Pneumocystis (carinii) jiroveci
Definitive diagnosis by evidence of pneumocystis in lung tissue or in fluid respiratory pathways (bronchoscopy, BAL, biopsy), or open lung biopsy or percutaneous lung puncture.
The most important drug - pentamidine (4 mg / kg / day) i.v. or i.m. for 10-14 days (we cure 60-90% of patients). It has a number of side effects - impaired kidney and liver function, anemia, thrombocytopenia, neutropenia, hypotension, hypoglycemia, local reactions. Another important drug - cotrimoxazole - has fewer side effects and is just as effective.
The disease lasts 4-6 weeks, and if left untreated, the mortality rate is 25-50%. With proper treatment, 50-95% of patients survive.
Patients should be isolated from patients with impaired immunity, and endangered patients provide prophylaxis with cotrimoxazole.
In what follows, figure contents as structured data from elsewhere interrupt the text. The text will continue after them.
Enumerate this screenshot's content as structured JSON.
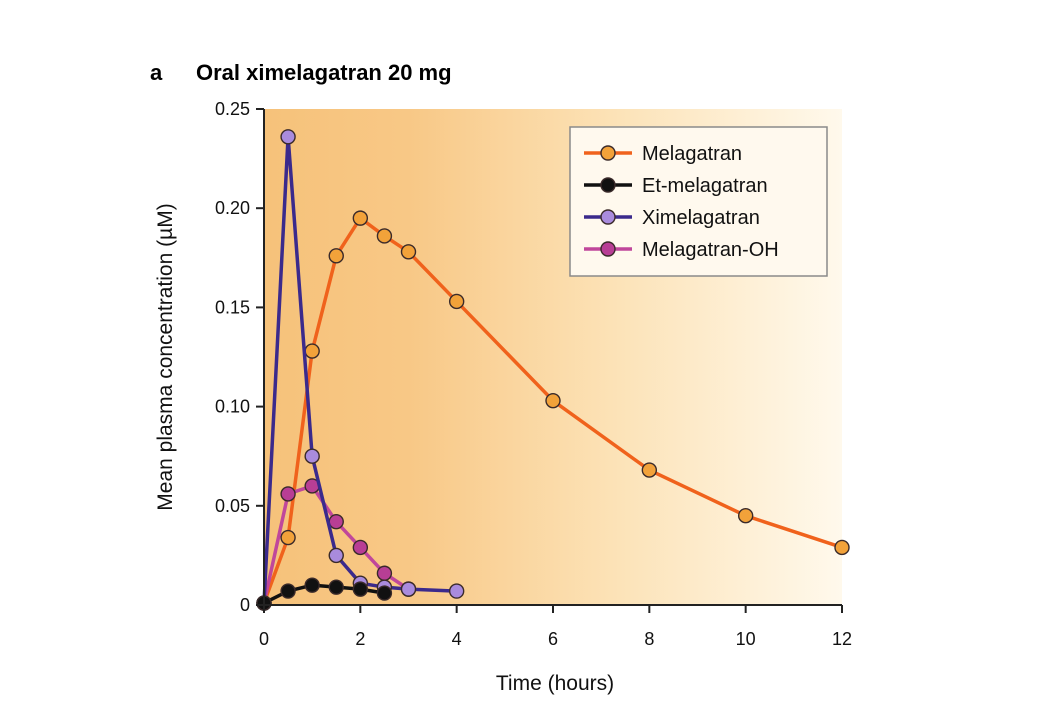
{
  "panel_letter": "a",
  "chart_data": {
    "type": "line",
    "title": "Oral ximelagatran 20 mg",
    "xlabel": "Time (hours)",
    "ylabel": "Mean plasma concentration (µM)",
    "xlim": [
      0,
      12
    ],
    "ylim": [
      0,
      0.25
    ],
    "x_ticks": [
      0,
      2,
      4,
      6,
      8,
      10,
      12
    ],
    "x_tick_labels": [
      "0",
      "2",
      "4",
      "6",
      "8",
      "10",
      "12"
    ],
    "y_ticks": [
      0,
      0.05,
      0.1,
      0.15,
      0.2,
      0.25
    ],
    "y_tick_labels": [
      "0",
      "0.05",
      "0.10",
      "0.15",
      "0.20",
      "0.25"
    ],
    "grid": false,
    "legend_position": "top-right",
    "background": "orange gradient",
    "series": [
      {
        "name": "Melagatran",
        "line_color": "#F0621C",
        "marker_color": "#F2A23A",
        "x": [
          0,
          0.5,
          1,
          1.5,
          2,
          2.5,
          3,
          4,
          6,
          8,
          10,
          12
        ],
        "y": [
          0.001,
          0.034,
          0.128,
          0.176,
          0.195,
          0.186,
          0.178,
          0.153,
          0.103,
          0.068,
          0.045,
          0.029
        ]
      },
      {
        "name": "Et-melagatran",
        "line_color": "#111111",
        "marker_color": "#111111",
        "x": [
          0,
          0.5,
          1,
          1.5,
          2,
          2.5
        ],
        "y": [
          0.001,
          0.007,
          0.01,
          0.009,
          0.008,
          0.006
        ]
      },
      {
        "name": "Ximelagatran",
        "line_color": "#3B2A8C",
        "marker_color": "#A98BDD",
        "x": [
          0,
          0.5,
          1,
          1.5,
          2,
          2.5,
          3,
          4
        ],
        "y": [
          0.001,
          0.236,
          0.075,
          0.025,
          0.011,
          0.009,
          0.008,
          0.007
        ]
      },
      {
        "name": "Melagatran-OH",
        "line_color": "#C0479B",
        "marker_color": "#B83E95",
        "x": [
          0,
          0.5,
          1,
          1.5,
          2,
          2.5,
          3
        ],
        "y": [
          0.001,
          0.056,
          0.06,
          0.042,
          0.029,
          0.016,
          0.008
        ]
      }
    ]
  }
}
Correlation table for typical and atypical pneumonia[edit | edit source]

Basic characteristics significant physical finding poor physical findings
Agens (extracellular)

Streptococcus pneumoniae, Haemophilus influenzae Haemophilus parainfluenzae, Staphylococcus aureus, Klebsiella pneumoniae, Escherichia coli a Pseudomonas aeruginosa


Mycoplasma pneumoniae, Chlamydophila pneumoniae, Chlamydophila psittaci, Legionella pneumophila, Coxiella burnetii, viruses – RSV, influenza, Pneumocystis carinii

Onset sudden after upper respiratory tract infection, slow
Extrapulmonary symptoms indistinct common - headache and muscle pain, vomiting, diarrhea
Fever septic febrile subfebrile
Shaking yes rare
Cough productive dry, irritating
Heart rate possible tachycardia standard
The patient looks sick 'cool'
Physicall examination crepitus, tubular respiration, crackles isolated crackles
X-ray segmental/lobar obscuration (alveolar involvement) intestinal reticulonodulation (interstitial involvement)
Sedimentation high slightly increased
Inflammatory paramaters high slightly increased
Blood count leukocytosis lymphocytosis
Therapy penicillins macrolides

References[edit | edit source]

Related Articles[edit | edit source]

Source[edit | edit source]

Reference[edit | edit source]

  1. ČEŠKA, Richard. Interna. 1. edition. Triton, 2010. 855 pp. pp. 474-475. ISBN 978-80-7387-423-0.